It’s been a dream of mine, this bringing of my husband and children to a land I fell for five years ago, head over stumbling heels.

A land of fresh avocado and shoe-less children, of wide smiles and giggling babies and mothers that can’t sleep for their hunger. A land of sweet jasmine flowers and piles of garbage, of boda bodas and tiny shops and despair-filled fathers. A land of vibrant churches and pastors that can’t pay their kids’ school fees. A land rich with resources and void of justice.

I was able to introduce this land to the loves of my life, this Christmas, Christ’s birthday, a day when Jesus left all to visit us, left comforts and Father and angels and everything to travel to a place that in turn would become His new family, His new home.

These brothers and sisters in Uganda became family. My husband Trent swam and raced and climbed in caves with them. He joked and played pool and went to the market with them. Aiden, Kasher and Aria played jacks and balloons and cards and soccer with them. And I watched with tears in my eyes as my two families merged. As the two became one.

Much as Jesus must have felt when He returned to the Father and then sent the Holy Spirit to indwell his new family forever. The two become one.

It wasn’t perfect — I mean, there was the flu, which we all got on the way over, and then Aria’s ear infection, and the food was a bit rough for the kids so they resorted to lots of fruit and peanut butter sandwiches. And don’t forget the hours of driving over bumpy red roads or the jet lag that hit us hard like a truck stuffed with livestock and five Ugandan boys seated on top, clinging on.

But oh how the kids glowed when they played with the village children, when they leapt into the Nile River, when they climbed trees and saw monkeys and played drums in village churches. Oh how the Spirit moved and wove us deeper into fellowship with each other and with our True Family — the Trinity, displayed so beautifully on earth through the broken and very human Church.

Over the coming weeks I’m going to share more of my heart with you on what it means to be Family with our brothers and sisters across the ocean. In the meantime, here (below) are some glimpses into our time together in the Pearl of Africa. With all my love, e.

After arriving in Entebbe late at night, we slept close by at a friend’s house and then Mommy Esther and the team took us to Pastor Richard Kazibwe’s church in the slum where every month he hosts children to teach them about Jesus and feed them rice and beans. Aria and Emily got to lead the kids to Jesus and to feed them Jesus’ birthday cake. The children’s Bibles which Kasher’s class donated will be going to the children’s directors at the churches in both the slums and the villages, and each Bible will be used for Bible study with multiple children so that as many people as possible can hear about Jesus.

The Lulu Tree operates a dorm and school for teen mothers close to Jinja who’ve been abandoned by the school system and their families for getting pregnant. They gathered along with Lulu pastors and their parents to help us put together Christmas hampers (with rice, sugar, soap and matches) for the jajjas/grandmothers in their community. They also shared testimonies of how God is redeeming them, giving them a second chance at life through being able to care for their babies, being reconciled to their families, and returning to school.

We stayed with eight men and five women who are part of the Lulu team in The Mission House, a house rented by the team for when they do work in the Jinja villages.
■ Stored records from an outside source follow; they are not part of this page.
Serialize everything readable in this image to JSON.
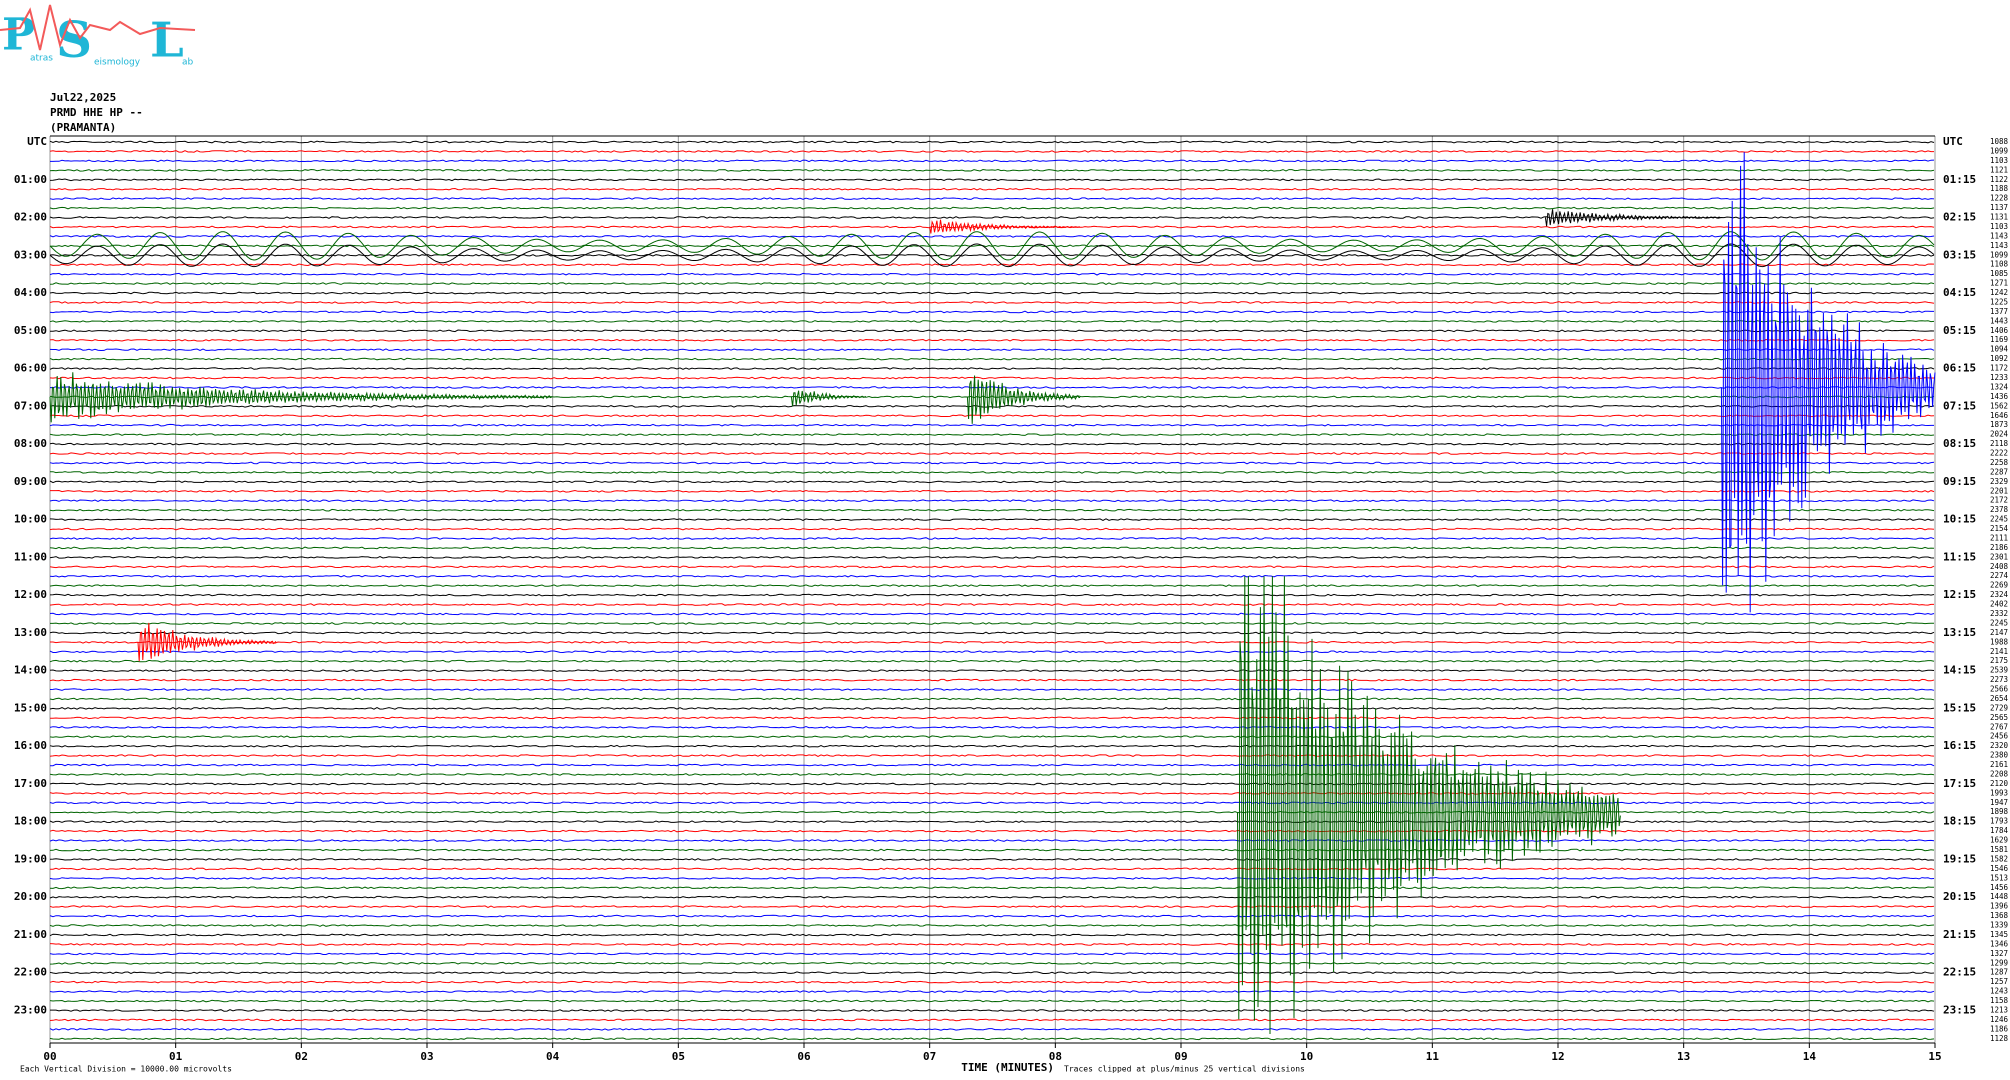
{
  "chart_data": {
    "type": "helicorder",
    "logo": {
      "letters": [
        "P",
        "S",
        "L"
      ],
      "words": [
        "atras",
        "eismology",
        "ab"
      ]
    },
    "date": "Jul22,2025",
    "station": "PRMD HHE HP --",
    "location": "(PRAMANTA)",
    "left_labels": [
      "UTC",
      "01:00",
      "02:00",
      "03:00",
      "04:00",
      "05:00",
      "06:00",
      "07:00",
      "08:00",
      "09:00",
      "10:00",
      "11:00",
      "12:00",
      "13:00",
      "14:00",
      "15:00",
      "16:00",
      "17:00",
      "18:00",
      "19:00",
      "20:00",
      "21:00",
      "22:00",
      "23:00"
    ],
    "right_labels": [
      "UTC",
      "01:15",
      "02:15",
      "03:15",
      "04:15",
      "05:15",
      "06:15",
      "07:15",
      "08:15",
      "09:15",
      "10:15",
      "11:15",
      "12:15",
      "13:15",
      "14:15",
      "15:15",
      "16:15",
      "17:15",
      "18:15",
      "19:15",
      "20:15",
      "21:15",
      "22:15",
      "23:15"
    ],
    "row_counts": [
      "1088",
      "1099",
      "1103",
      "1121",
      "1122",
      "1188",
      "1228",
      "1137",
      "1131",
      "1103",
      "1143",
      "1143",
      "1099",
      "1108",
      "1085",
      "1271",
      "1242",
      "1225",
      "1377",
      "1443",
      "1406",
      "1169",
      "1094",
      "1092",
      "1172",
      "1233",
      "1324",
      "1436",
      "1562",
      "1646",
      "1873",
      "2024",
      "2118",
      "2222",
      "2258",
      "2287",
      "2329",
      "2201",
      "2172",
      "2378",
      "2245",
      "2154",
      "2111",
      "2186",
      "2301",
      "2408",
      "2274",
      "2269",
      "2324",
      "2402",
      "2332",
      "2245",
      "2147",
      "1988",
      "2141",
      "2175",
      "2539",
      "2273",
      "2566",
      "2654",
      "2729",
      "2565",
      "2767",
      "2456",
      "2320",
      "2380",
      "2161",
      "2208",
      "2120",
      "1993",
      "1947",
      "1898",
      "1793",
      "1784",
      "1629",
      "1581",
      "1582",
      "1546",
      "1513",
      "1456",
      "1448",
      "1396",
      "1368",
      "1339",
      "1345",
      "1346",
      "1327",
      "1299",
      "1287",
      "1257",
      "1243",
      "1158",
      "1213",
      "1246",
      "1186",
      "1128"
    ],
    "trace_colors": [
      "#000000",
      "#ff0000",
      "#0000ff",
      "#006400"
    ],
    "xlim": [
      0,
      15
    ],
    "xticks": [
      {
        "value": 0,
        "label": "00"
      },
      {
        "value": 1,
        "label": "01"
      },
      {
        "value": 2,
        "label": "02"
      },
      {
        "value": 3,
        "label": "03"
      },
      {
        "value": 4,
        "label": "04"
      },
      {
        "value": 5,
        "label": "05"
      },
      {
        "value": 6,
        "label": "06"
      },
      {
        "value": 7,
        "label": "07"
      },
      {
        "value": 8,
        "label": "08"
      },
      {
        "value": 9,
        "label": "09"
      },
      {
        "value": 10,
        "label": "10"
      },
      {
        "value": 11,
        "label": "11"
      },
      {
        "value": 12,
        "label": "12"
      },
      {
        "value": 13,
        "label": "13"
      },
      {
        "value": 14,
        "label": "14"
      },
      {
        "value": 15,
        "label": "15"
      }
    ],
    "xlabel": "TIME (MINUTES)",
    "scale_note": "Each Vertical Division = 10000.00 microvolts",
    "clip_note": "Traces clipped at plus/minus 25 vertical divisions",
    "events": [
      {
        "row": 8,
        "start": 11.9,
        "end": 13.3,
        "amplitude": 1.2
      },
      {
        "row": 9,
        "start": 7.0,
        "end": 8.2,
        "amplitude": 1
      },
      {
        "row": 11,
        "start": 0,
        "end": 15,
        "amplitude": 1.5
      },
      {
        "row": 12,
        "start": 0,
        "end": 15,
        "amplitude": 1.2
      },
      {
        "row": 26,
        "start": 13.3,
        "end": 15,
        "amplitude": 25
      },
      {
        "row": 27,
        "start": 0,
        "end": 4,
        "amplitude": 3
      },
      {
        "row": 27,
        "start": 7.3,
        "end": 8.2,
        "amplitude": 4
      },
      {
        "row": 27,
        "start": 5.9,
        "end": 6.5,
        "amplitude": 1.5
      },
      {
        "row": 53,
        "start": 0.7,
        "end": 1.8,
        "amplitude": 3
      },
      {
        "row": 71,
        "start": 9.45,
        "end": 12.5,
        "amplitude": 25
      }
    ]
  }
}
We loved doing “life” with them – eating matoke (cooked bananas), groundnut sauce, rice, potatoes, beef or fish, samosas, and flat bread, as well as fresh fruit like pineapple, watermelon, paw paw or papaya, mango, and jackfruit. We also experienced a traditional Ugandan Christmas tree complete with balloons, and played lots of games with our new friends.

We had two days of gatherings, one with the teen moms, pastors and Lulu team for a thanksgiving service, and then one for extended pastors who received training. We also took a boat to the Source of the Nile where Emily was baptized.

We attended a new pastor’s church in the villages and Aiden and Kasher got to play drums after the service. Then we visited the pastor’s home and saw his work with pigs using the microloan The Lulu Tree has provided him with. After that we went to the Nile River to eat fish and take a boat ride to a cave where we saw bats. Trent jumped into the water and swam to the cave with the boys.

We took the Lulu team to the zoo. On the way we met this precious street girl who had no shoes and no toenails. Aria begged us to be able to give her shoes away but they were too small so Kasher gave his instead. Aria loved her so much. Kasher finally got to see monkeys at the zoo! They were all across the road as we walked, many with babies clinging to them. Then we drove to the airport and flew at midnight with tearful goodbyes.